Dan was feisty and locked horns with many people. It is a testament to his integrity and endearing qualities that those who have disagreed with him do not hold it against him. He was a rational, generous man of great charm and principle. He and I disagreed on almost everything, yet he would always make the effort to meet me more than halfway.
The endearing qualities include but are not limited to a well-developed aesthetic appreciation of art, good design, good craftsmanship, good company, music, wine, al fresco cooking and partying under the stars, and on and on.

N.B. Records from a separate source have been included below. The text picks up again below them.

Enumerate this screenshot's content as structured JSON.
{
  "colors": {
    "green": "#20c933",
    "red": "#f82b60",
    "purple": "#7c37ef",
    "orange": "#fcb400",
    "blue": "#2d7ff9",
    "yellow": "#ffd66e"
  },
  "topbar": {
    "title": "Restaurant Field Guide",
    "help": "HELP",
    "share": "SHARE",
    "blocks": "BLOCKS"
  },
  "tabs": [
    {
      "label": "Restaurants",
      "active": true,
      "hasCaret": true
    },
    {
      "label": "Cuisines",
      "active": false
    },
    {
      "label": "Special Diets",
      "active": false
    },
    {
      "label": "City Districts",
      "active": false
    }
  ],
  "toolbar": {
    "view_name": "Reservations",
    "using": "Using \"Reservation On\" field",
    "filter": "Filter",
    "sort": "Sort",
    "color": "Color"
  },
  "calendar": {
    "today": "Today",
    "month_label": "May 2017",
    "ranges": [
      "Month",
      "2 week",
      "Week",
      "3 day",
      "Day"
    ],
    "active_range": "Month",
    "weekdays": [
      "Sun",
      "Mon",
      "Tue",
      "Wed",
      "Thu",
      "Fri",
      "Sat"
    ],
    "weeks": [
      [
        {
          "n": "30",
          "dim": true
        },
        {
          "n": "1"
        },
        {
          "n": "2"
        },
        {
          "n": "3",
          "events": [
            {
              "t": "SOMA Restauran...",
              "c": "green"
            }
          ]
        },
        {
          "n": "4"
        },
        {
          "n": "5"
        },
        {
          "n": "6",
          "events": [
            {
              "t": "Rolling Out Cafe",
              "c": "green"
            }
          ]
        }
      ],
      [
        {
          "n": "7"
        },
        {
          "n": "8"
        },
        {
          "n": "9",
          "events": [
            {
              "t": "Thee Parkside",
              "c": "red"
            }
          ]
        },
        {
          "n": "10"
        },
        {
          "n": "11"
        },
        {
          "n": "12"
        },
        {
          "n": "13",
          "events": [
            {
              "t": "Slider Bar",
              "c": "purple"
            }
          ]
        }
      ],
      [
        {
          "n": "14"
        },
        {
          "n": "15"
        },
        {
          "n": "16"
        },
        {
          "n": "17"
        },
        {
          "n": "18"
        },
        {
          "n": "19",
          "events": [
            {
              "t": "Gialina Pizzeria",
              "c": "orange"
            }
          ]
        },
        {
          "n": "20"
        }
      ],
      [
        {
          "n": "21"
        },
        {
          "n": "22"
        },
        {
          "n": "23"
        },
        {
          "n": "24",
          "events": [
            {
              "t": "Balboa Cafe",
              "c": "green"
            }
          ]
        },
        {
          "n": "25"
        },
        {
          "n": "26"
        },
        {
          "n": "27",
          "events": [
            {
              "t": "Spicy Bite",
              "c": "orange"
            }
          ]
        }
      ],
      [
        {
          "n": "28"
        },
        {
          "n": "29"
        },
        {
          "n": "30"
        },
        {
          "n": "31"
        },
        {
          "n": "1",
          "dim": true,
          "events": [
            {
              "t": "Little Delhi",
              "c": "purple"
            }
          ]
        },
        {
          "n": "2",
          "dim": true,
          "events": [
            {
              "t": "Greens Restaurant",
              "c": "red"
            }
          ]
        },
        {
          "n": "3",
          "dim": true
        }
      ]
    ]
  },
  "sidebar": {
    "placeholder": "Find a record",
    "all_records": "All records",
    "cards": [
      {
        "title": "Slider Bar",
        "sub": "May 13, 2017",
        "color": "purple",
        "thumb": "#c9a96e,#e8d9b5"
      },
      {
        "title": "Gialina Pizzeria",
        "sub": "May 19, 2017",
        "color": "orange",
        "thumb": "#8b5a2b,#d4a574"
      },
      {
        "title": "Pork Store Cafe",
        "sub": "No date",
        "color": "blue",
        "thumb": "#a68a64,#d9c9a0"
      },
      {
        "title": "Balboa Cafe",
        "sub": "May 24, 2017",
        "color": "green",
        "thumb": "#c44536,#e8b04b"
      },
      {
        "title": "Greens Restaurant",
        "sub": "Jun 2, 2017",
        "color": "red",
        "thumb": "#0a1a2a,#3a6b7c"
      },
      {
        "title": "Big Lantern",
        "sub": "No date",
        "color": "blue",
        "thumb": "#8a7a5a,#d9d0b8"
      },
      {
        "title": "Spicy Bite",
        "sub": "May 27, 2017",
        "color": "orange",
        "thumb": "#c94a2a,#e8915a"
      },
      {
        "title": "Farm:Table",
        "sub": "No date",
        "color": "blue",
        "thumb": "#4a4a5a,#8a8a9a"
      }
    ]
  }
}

As a gardener, he quested for hotter-than-hot peppers and great raspberry crops. He dried off the begonia tubers in his window boxes and saved them from year to year. He kept a small forest of bird feeders; stocking the array was a labor of love.
Everyone who knew Danny remembers his eyes. Even when he was trying to be gruff, they either expressed humor or could be coaxed into it. His speech was laconic and well modulated. In song, his voice was sweet and soulful. He could wring every ounce of sentiment from a country ballad.
In our neighborhood, Danny kept our road association going, despite some of our members. He wanted a passable road, smooth and functional, for when those 911 calls came and he had to tear out of here. As I said before, he was like a terrier. He paid attention, cajoled, and badgered, trying to tease out solutions and answers.
Dan, Claudia Canerdy Lee, and I functioned as an off-season core road committee, usually meeting at his house. Generations of fancy coffeemakers have by now landed in the Dumptique, but they were not for him. When Danny invited you for coffee, you could count on his time-tested Chemex for a great brew that would keep you jet-fueled for the rest of the day.
He was resourceful and practical. He knew what worked.